This post will give a quick introduction to spherical media and why VR is the best way to view it, then give our review of a spherical camera, the Insta360 Pro from Insta360. We’ll also show how easy it is to add spherical media to VR presentations using Vizible, our no-coding VR creation and conferencing software.
Media Spheres and VR: the basics
Photospheres, also called 360 photos or spherical photos, are images that are captured in all directions at once or stitched together from individual photos, and videospheres are the same but, you guessed it, they’re videos. Photospheres and videospheres provide a powerful and easy way to immerse your audience in a place, whether you’re showing off a property, doing location-specific training, or simply providing a background for the rest of your VR experience.
Virtual Reality is a natural medium for viewing photospheres and videospheres because people in a VR headset can look around simply by moving their head, just as they look around normally. When using a display like a desktop or smartphone, you can only “look around” photospheres by doing things like dragging a mouse, sliding a finger, or tilting a smartphone. While those methods work, it’s not as intuitive and natural as looking around in VR.

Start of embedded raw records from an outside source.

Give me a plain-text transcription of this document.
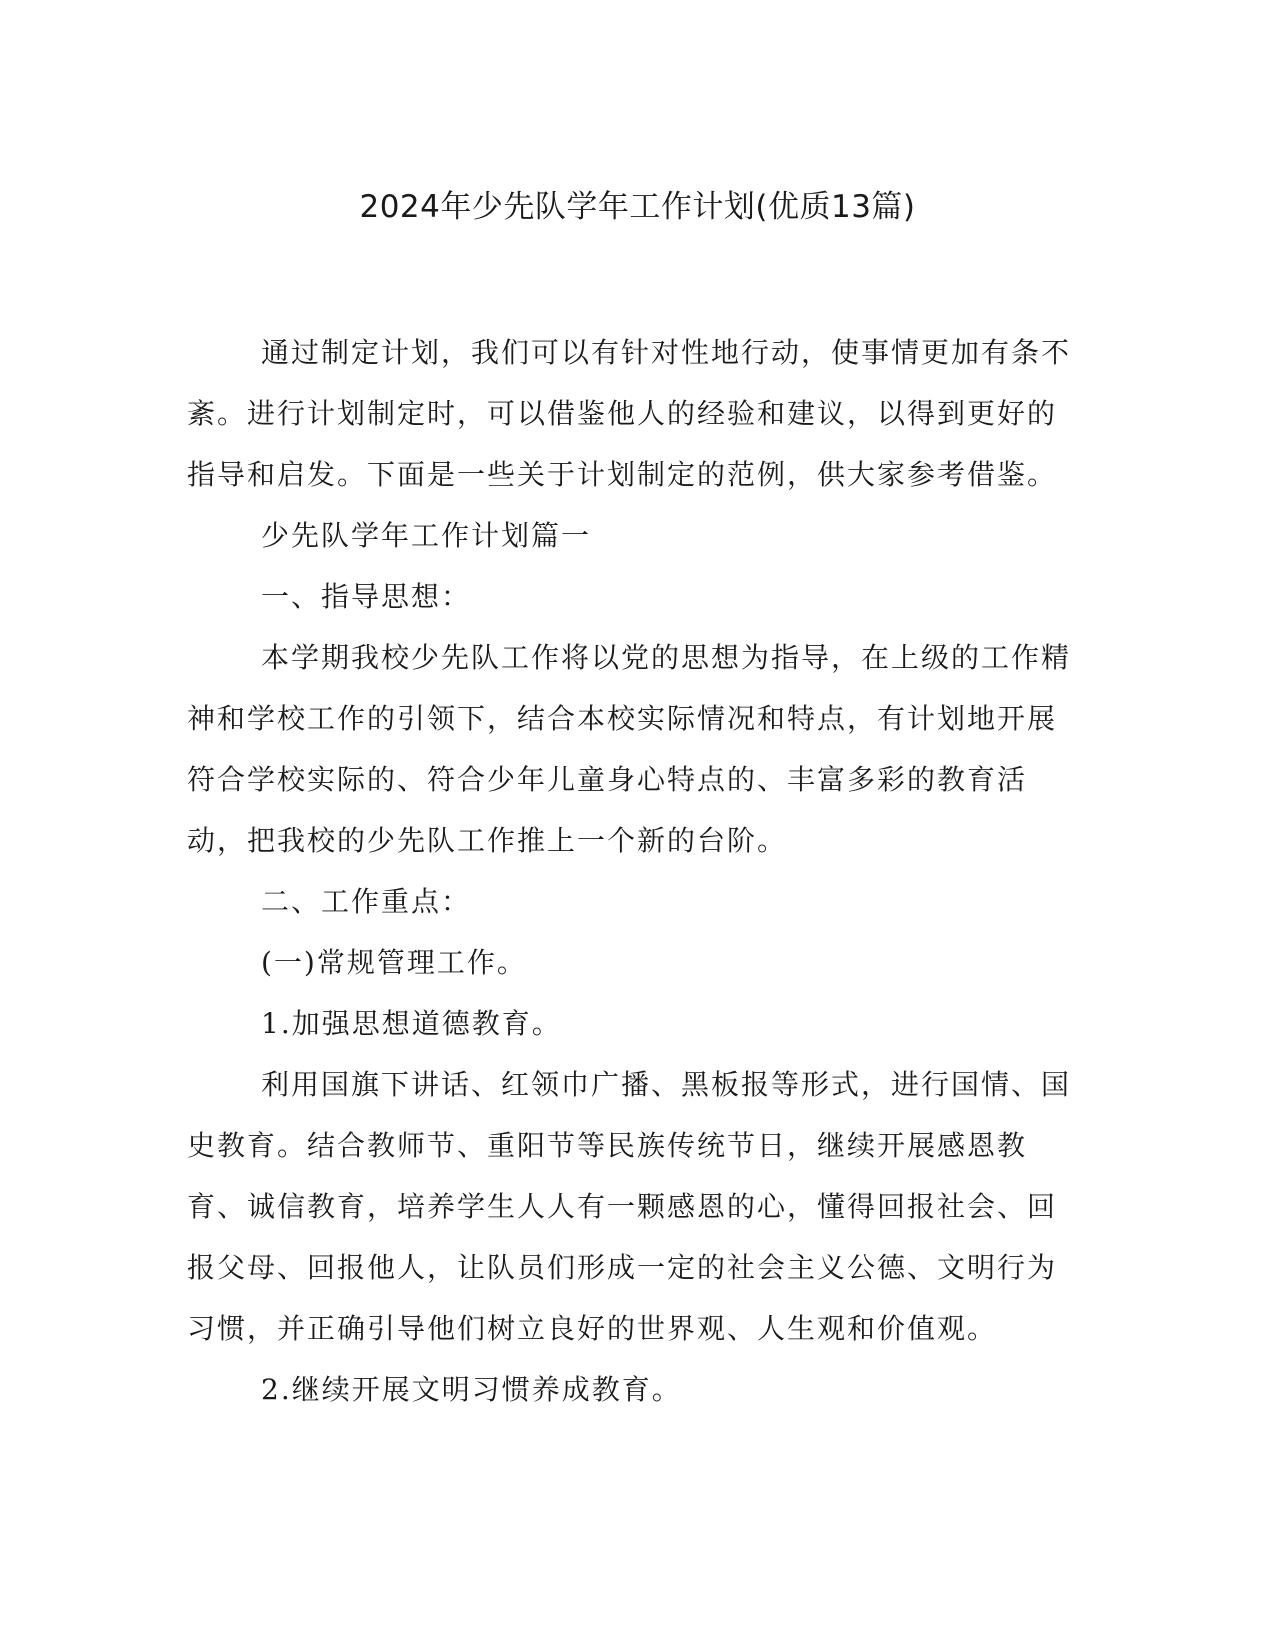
2024年少先队学年工作计划(优质13篇)

通过制定计划，我们可以有针对性地行动，使事情更加有条不紊。进行计划制定时，可以借鉴他人的经验和建议，以得到更好的指导和启发。下面是一些关于计划制定的范例，供大家参考借鉴。

少先队学年工作计划篇一

一、指导思想：

本学期我校少先队工作将以党的思想为指导，在上级的工作精神和学校工作的引领下，结合本校实际情况和特点，有计划地开展符合学校实际的、符合少年儿童身心特点的、丰富多彩的教育活动，把我校的少先队工作推上一个新的台阶。

二、工作重点：

(一)常规管理工作。

1.加强思想道德教育。

利用国旗下讲话、红领巾广播、黑板报等形式，进行国情、国史教育。结合教师节、重阳节等民族传统节日，继续开展感恩教育、诚信教育，培养学生人人有一颗感恩的心，懂得回报社会、回报父母、回报他人，让队员们形成一定的社会主义公德、文明行为习惯，并正确引导他们树立良好的世界观、人生观和价值观。

2.继续开展文明习惯养成教育。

VR also lets viewers explore stereoscopic photospheres and videospheres. Stereoscopic media is created by presenting two offset images separately to the left and right eye of the viewer. These images are then combined in the brain to give the perception of 3D depth. Because VR headsets provide one display for each eye, they let users view stereoscopic media and better experience the illusion of 3D depth. The Insta360 cameras are designed to capture VR-ready media, and if you want, their camera can automatically stitch together stereoscopic 3D images and videos.
The Insta360 Pro
Now, let’s get into the camera. The Insta360 pro is a versatile camera with six lenses that lets you capture media in a few resolutions (8K, 4K), and even lets you live stream 360 media to major streaming platforms or their own servers. You can also capture slow-motion video.
The camera has four built in microphones that capture spatialized audio, but you can also use an external mic. For storage, the camera has an SD drive or you can use USB 3.0 driver.
The camera has a sturdy aluminum build, and it has a sci-fi look to it with a spherical shape and glossy shine. More than a few people in the office noted the comparison to the lovable, round droid from Star Wars, BB-8 (or to those who noticed it in the movie, BB-8’s darker, First Order counterpart: BB-9E).
Take a look at some of the sample downloadable photos and videos from the Insta360 website to see how photos and videos look at different resolutions. We captured quite a few around the office and were impressed by the results. Here’s a stereoscopic image we captured at WorldViz HQ. Because this image is stereoscopic, there is one render for the right eye and one for the left eye displayed in what is called the "over/under" format.
We also captured video at a warehouse nearby and we were pleased with the results. All in all, the Insta360 Pro is arguably the premier 360 camera on the market today. If the price is out of your budget ($3,499 currently on their website), it’s worth noting that Insta360 also makes smaller, more affordable cameras that still pack a punch. The Insta360 One is $299 and can be used with a smartphone. If you don’t need all of the bells and whistles on the Insta360 Pro, it’s worth checking out.
Bringing Photospheres into VR Presentations
There are a number of ways you can view 360 photos in VR, but we were interested in seeing how easy it was to bring them into Vizible, our no-coding VR creation and collaboration software. This way, our users can incorporate them into VR presentations and show them to an audience during Vizible VR meetings.
Once you have the photosphere or videosphere, you can use a tool like FFMPEG to convert the file to .avi. Then, you just drag the file into your Vizible asset library. Make sure the asset is tagged as “spherical”, and if it’s a stereoscopic image or video then tag it as “spherical 3D”. If it's not stereoscopic, just tag it as "spherical". Then, you can drag it right into any of the slides in your Vizible presentation. From there, you can expand it out so that when viewers of your presentation navigate to that slide, they will be inside your media sphere. Here’s me adding a photosphere to a slide in one of my Vizible presentations:
Or, once you’re inside a Vizible VR meeting using your Presentation, you can expand out the spheres manually using the remote tool. Here’s a video of what that looks like.
All in all, we found the Insta 360 Pro to be a tremendous camera. We’re happy to recommend this camera to Vizible users who are interested in capturing high quality 360 photos or videos for use in their VR presentations and collaborative meetings.